China’s President Xi Jinping and French President François Hollande presided over the signing of €18 billion in contracts, industrial co-operation deals and aircraft sales Wednesday in Paris on Xi's state visit to France.
“Eighteen billion euros’ worth of contracts. That means jobs, growth and, above all, the prospect of more to come in the years ahead,” Hollande said.
Hollande’s government, hit by losses in last weekend’s municipal elections and deeply unpopular for its failure to tackle record unemployment, hopes to link France’s economic recovery to the stronger growth seen in the world’s second-largest economy.
At a signing ceremony at the Elysée Palace, Chinese carmaker Dongfeng and PSA Peugeot Citroen formalised a deal agreed last month for the Chinese firm to buy a 14 percent stake as part of a recapitalisation plan for the struggling French automaker.
Peugeot and Dongfeng plan to extend their existing joint venture and Chinese production plans to enter Southeast Asian markets and to develop new vehicles and technologies together.
Flanked by their respective delegations in a room decorated throughout in red, the two leaders also watched as Chinese delegates signed a new 10-year agreement allowing Airbus to extend a deal to assemble A320 planes in Tianjin to 2025.
China also signed up to buy 70 new aircraft, including 27 Airbus A330s worth $10.2 billion at list prices, that had been ordered last year but which stalled because of a trade dispute. Beijing also agreed to co-produce French EC-175 helicopters along with Airbus and to co-operate on manufacturing turbo-prop engines with France’s Safran.
The aerospace industry accounts for 29 percent of French exports to China.
'Picture not so rosy close up'
The other highlights were a set of nuclear energy and liquefied natural gas agreements involving French national utility EDF, nuclear engineering firm Areva, China General Nuclear, Total energy and CNOOC – all of which are already working on partnerships in China.
France trails far behind neighbouring Germany – also on Xi’s European itinerary this trip – in trade with China, accounting for just 1.2 percent of Chinese imports compared with Germany's 4.8 percent.
Foreign direct investment (FDI) between France and China is modest, but France is behind on that score too. French investment in China totalled €16.7 billion at the end of 2012, just 1.83 percent of China’s total FDI but still dwarfing the €4.2 billion of Chinese investment in France, which is just 0.9 percent of its FDI total, according to figures from the Bank of France.
Dongfeng’s Peugeot stake purchase alone, at €800 million, is equivalent to a fifth of that FDI.
Xi’s visit marks 50 years of diplomatic relations between the two countries.

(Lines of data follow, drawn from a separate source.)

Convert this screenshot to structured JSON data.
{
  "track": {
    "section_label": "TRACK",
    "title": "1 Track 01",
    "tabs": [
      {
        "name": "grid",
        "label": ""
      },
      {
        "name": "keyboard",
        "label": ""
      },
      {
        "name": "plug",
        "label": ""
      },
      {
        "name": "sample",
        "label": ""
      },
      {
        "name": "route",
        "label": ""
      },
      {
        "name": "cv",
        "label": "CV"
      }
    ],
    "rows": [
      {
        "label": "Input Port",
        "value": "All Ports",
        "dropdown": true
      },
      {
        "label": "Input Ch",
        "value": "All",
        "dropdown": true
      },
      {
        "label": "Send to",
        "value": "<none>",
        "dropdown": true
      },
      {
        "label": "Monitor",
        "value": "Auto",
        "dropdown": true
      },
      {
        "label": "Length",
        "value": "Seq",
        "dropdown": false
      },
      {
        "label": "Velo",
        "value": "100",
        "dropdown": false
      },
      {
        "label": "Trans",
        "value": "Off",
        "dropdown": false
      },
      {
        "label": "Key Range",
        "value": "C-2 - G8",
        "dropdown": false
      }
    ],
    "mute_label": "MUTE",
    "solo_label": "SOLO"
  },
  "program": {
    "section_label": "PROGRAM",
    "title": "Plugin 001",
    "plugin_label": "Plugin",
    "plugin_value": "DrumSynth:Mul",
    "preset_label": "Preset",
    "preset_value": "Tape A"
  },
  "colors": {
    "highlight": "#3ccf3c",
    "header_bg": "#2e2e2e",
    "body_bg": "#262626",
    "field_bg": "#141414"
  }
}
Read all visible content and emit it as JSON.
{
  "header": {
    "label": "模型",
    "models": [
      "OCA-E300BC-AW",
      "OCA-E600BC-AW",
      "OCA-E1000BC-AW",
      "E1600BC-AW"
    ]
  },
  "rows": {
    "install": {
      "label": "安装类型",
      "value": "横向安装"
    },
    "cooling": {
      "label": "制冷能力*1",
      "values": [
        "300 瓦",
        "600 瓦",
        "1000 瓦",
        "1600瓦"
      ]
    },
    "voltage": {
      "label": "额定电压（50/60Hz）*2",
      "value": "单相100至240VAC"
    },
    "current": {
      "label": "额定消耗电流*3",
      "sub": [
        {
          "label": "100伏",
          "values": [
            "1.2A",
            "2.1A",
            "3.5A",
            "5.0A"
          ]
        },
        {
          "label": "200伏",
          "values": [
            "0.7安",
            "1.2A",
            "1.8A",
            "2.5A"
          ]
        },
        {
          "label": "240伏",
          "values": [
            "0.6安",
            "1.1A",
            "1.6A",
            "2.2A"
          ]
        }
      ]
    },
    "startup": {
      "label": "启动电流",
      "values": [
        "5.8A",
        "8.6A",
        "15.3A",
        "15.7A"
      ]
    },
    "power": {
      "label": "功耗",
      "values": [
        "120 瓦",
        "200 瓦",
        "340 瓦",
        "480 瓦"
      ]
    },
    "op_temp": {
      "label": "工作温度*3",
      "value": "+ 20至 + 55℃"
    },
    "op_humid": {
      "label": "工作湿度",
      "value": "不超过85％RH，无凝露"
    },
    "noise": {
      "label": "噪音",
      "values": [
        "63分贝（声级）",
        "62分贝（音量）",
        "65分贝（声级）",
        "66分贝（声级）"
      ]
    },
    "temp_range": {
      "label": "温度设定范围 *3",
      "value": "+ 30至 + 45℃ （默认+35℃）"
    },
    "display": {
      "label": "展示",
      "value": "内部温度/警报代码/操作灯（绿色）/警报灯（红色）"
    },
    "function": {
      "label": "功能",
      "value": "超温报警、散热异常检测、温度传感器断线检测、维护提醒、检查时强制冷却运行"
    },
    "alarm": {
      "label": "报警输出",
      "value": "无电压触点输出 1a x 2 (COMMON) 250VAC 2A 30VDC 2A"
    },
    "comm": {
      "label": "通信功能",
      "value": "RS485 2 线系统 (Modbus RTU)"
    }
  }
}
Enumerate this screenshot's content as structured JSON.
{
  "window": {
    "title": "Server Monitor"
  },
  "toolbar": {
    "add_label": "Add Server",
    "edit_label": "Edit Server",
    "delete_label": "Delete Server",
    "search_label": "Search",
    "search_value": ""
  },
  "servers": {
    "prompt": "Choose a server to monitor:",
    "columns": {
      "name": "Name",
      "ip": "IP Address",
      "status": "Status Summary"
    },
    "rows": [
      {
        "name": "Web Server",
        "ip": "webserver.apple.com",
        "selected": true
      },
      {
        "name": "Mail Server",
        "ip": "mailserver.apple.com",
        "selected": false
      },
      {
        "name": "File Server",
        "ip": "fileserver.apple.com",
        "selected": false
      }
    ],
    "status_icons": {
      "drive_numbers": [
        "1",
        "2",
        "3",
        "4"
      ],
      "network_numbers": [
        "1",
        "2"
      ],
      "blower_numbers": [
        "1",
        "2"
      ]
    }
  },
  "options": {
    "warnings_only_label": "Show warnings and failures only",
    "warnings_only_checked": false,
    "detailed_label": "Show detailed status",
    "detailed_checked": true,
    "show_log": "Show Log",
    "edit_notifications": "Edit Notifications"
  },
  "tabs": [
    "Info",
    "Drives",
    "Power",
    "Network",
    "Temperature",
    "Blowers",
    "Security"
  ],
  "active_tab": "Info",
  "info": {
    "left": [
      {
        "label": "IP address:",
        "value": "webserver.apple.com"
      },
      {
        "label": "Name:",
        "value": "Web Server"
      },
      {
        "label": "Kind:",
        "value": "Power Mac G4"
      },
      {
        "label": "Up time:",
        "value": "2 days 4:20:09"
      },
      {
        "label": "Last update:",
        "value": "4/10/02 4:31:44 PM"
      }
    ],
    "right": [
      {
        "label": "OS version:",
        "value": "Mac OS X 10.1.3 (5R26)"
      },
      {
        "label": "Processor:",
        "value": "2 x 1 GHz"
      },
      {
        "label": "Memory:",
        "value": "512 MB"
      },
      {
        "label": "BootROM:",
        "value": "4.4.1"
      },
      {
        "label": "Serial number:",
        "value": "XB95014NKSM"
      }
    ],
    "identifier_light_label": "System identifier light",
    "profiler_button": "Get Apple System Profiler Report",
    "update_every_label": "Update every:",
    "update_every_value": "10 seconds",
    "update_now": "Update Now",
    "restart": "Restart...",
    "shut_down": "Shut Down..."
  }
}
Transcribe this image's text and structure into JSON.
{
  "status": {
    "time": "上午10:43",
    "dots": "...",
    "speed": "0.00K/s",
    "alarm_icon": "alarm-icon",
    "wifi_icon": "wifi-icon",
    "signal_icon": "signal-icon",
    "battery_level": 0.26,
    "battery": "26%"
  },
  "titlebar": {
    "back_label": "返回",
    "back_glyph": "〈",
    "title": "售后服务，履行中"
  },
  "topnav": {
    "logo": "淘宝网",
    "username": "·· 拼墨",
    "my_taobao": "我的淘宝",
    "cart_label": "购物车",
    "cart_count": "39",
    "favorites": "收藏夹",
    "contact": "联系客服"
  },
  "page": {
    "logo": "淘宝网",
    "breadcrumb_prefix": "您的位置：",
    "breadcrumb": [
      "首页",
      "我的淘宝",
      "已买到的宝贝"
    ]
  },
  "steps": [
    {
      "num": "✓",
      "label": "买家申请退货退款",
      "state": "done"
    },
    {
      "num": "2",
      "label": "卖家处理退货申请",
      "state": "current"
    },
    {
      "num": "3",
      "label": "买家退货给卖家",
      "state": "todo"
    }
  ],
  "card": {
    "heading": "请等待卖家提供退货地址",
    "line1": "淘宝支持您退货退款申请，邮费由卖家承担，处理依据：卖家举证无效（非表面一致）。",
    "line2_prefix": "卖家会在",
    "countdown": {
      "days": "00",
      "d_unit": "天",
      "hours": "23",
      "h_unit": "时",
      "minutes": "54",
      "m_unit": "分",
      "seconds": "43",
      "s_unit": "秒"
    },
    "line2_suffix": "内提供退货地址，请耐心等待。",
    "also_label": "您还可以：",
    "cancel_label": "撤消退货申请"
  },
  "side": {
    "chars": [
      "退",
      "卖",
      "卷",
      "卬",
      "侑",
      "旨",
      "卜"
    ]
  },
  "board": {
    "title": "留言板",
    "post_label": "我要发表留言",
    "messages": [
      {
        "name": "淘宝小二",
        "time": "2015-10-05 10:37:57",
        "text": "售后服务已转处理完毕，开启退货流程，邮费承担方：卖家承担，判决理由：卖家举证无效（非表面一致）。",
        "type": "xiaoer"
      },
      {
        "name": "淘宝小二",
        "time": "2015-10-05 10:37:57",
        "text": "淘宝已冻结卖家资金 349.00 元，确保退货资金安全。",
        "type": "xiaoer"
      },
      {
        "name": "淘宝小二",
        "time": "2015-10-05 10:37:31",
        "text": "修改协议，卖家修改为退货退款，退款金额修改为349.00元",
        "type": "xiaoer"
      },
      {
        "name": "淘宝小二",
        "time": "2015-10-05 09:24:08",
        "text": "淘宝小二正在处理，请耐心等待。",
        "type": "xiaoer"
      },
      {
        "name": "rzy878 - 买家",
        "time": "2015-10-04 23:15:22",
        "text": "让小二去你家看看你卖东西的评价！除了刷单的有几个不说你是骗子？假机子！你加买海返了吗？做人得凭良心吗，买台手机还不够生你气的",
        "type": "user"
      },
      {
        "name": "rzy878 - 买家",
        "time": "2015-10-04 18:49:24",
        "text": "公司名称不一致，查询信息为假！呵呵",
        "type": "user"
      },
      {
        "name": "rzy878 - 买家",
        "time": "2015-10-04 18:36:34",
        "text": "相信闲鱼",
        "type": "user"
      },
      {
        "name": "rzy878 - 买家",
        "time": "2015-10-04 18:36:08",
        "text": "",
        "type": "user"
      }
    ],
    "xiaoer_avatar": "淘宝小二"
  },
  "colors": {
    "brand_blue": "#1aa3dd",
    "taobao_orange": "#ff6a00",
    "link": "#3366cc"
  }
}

China has lauded France's recognition of the People’s Republic of China in 1964 in the face of anti-Communist hostility elsewhere in the West during that era, a recognition that still forms a cornerstone of the relationship between France and Beijing.
"It established for the international community an example of peaceful co-existence and win-win cooperation between two countries with different social systems," Xi wrote in an article published on Tuesday in the French daily Le Figaro.